JN: I think software is really hard and it’s made harder if you’re trying to do too many things at once. It’s great to hear them talking about HTML5 and capturing the innovating power of the Web – love it – but if they’re spending a lot of their development time supporting these other eco-systems and marketing to developers really heavily, they’re not focused on the thing that’s going to win. I don’t see it playing out well for those guys. I’m sure we’ll see some marquee apps on their platform but all those apps probably have websites. When Mark Zuckerbeg was talking last year about moving his HTML 5 app on iPhone to a native app, a lot of people said HTML 5 was dead. But if you read his post, he was really careful about it. He said HTML5 is the future. The Web view that I have on an iPhone today is really underpowered compared to the other HTML5 implementations out there. The thing that he said that really caught my attention is if you add up all of the app traffic together, it pales in comparison to people visiting Facebook via the Web at m.Facebook.com.
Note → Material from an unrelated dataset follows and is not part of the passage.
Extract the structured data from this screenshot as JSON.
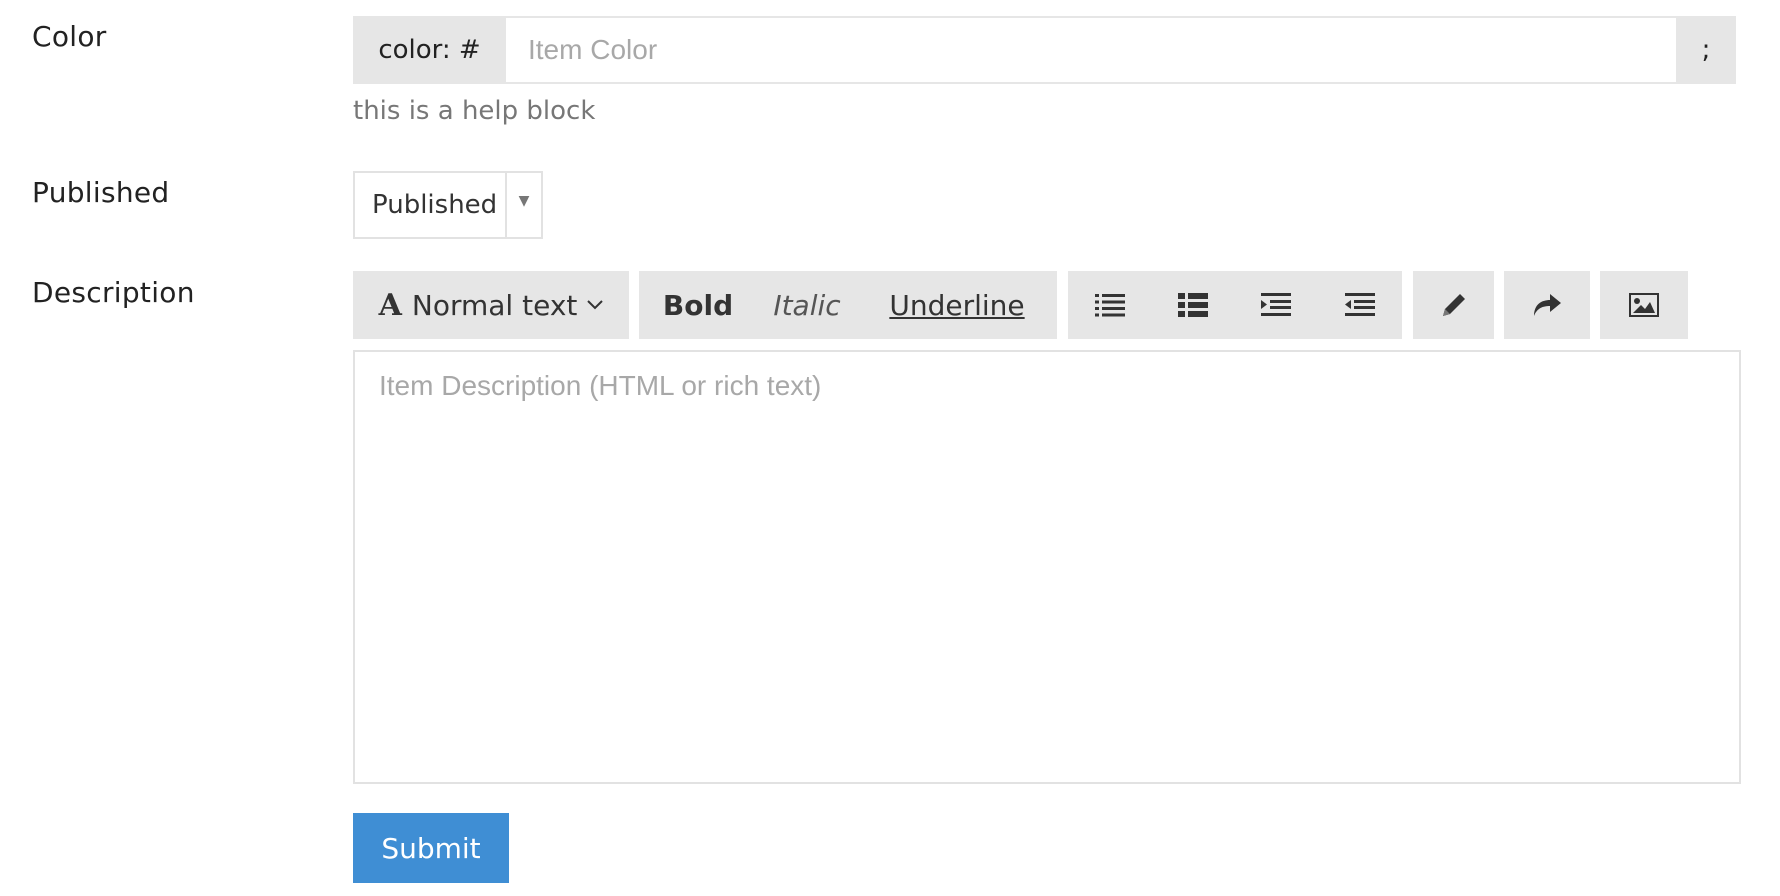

RM: So what’s the small, easy strategy for Firefox OS?

JN: For us the strategy is really clear: Go where the developers are, go where the users are. The thing that helps us is that the apps are already out there. We’re going to create a marketplace, we’re going to curate it, it’s already in developer preview. We’re going to offer the nice things about the Apple App store and Google Play store in terms of discovery, featured apps, and we’re going to do human reviews, not just automated reviews because we thing that keeps the quality bar high.